By the witness-data hypothesis, $B(s_t)$ supplies a finite set $F_{s_t} \subseteq I$ such that $(U_i)_{i \in F_{s_t}}$ covers $I_{s_t}$. Hence the same finite family covers $I_t$.
[guided]
For each fixed $t \in 2^N$, its prefixes form the finite list of words of lengths $0,\ldots,N$. Since $B$ is decidable and at least one prefix satisfies $B$, a finite search chooses a first such prefix $s_t \preceq t$. The inclusion $s_t \preceq t$ gives $I_t \subseteq I_{s_t}$. The witness data attached to $B(s_t)$ gives a finite set $F_{s_t} \subseteq I$ whose family $(U_i)_{i \in F_{s_t}}$ covers $I_{s_t}$, hence also covers $I_t$.
[/guided]
[/step]
[step:Assemble one finite subcover]
There are finitely many binary words of length $N$. Define
\begin{align*}
F = \bigcup_{t \in 2^N} F_{s_t}.
\end{align*}
This is a finite subset of $I$, because it is a finite union of finite subsets of $I$.

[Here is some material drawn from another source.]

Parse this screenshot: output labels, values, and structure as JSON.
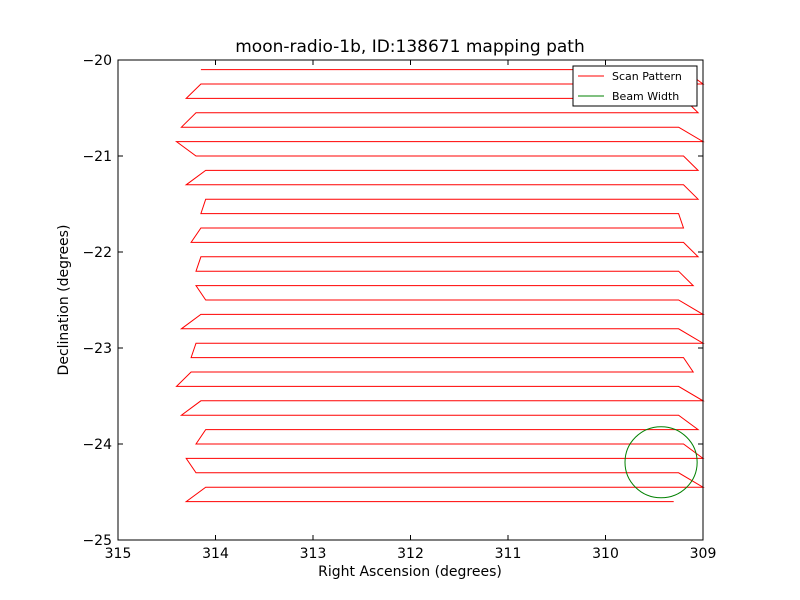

The level-$N$ dyadic intervals cover the original interval:
\begin{align*}
[a,b] = \bigcup_{t \in 2^N} I_t.
\end{align*}
Let $x \in [a,b]$. Choose a word $t \in 2^N$ with $x \in I_t$. The previous step shows that $(U_i)_{i \in F_{s_t}}$ covers $I_t$, so $x \in U_i$ for some $i \in F_{s_t}$. Since $F_{s_t} \subseteq F$, the point $x$ lies in a member of $(U_i)_{i \in F}$.
[guided]
The set $2^N$ of binary words of length $N$ is finite, and each $F_{s_t}$ is finite, so $F=\bigcup_{t \in 2^N} F_{s_t}$ is finite. Since $[a,b]=\bigcup_{t \in 2^N} I_t$, every $x \in [a,b]$ lies in some $I_t$. For that $t$, the family $(U_i)_{i \in F_{s_t}}$ covers $I_t$, so $x \in U_i$ for some $i \in F_{s_t} \subseteq F$. Therefore $(U_i)_{i \in F}$ covers every point of $[a,b]$.
[/guided]
[/step]
[step:Conclude Heine-Borel compactness]
The finite set $F \subseteq I$ constructed above has the property that every $x \in [a,b]$ lies in some $U_i$ with $i \in F$. Therefore $(U_i)_{i \in F}$ is a finite subcover of $[a,b]$, as required.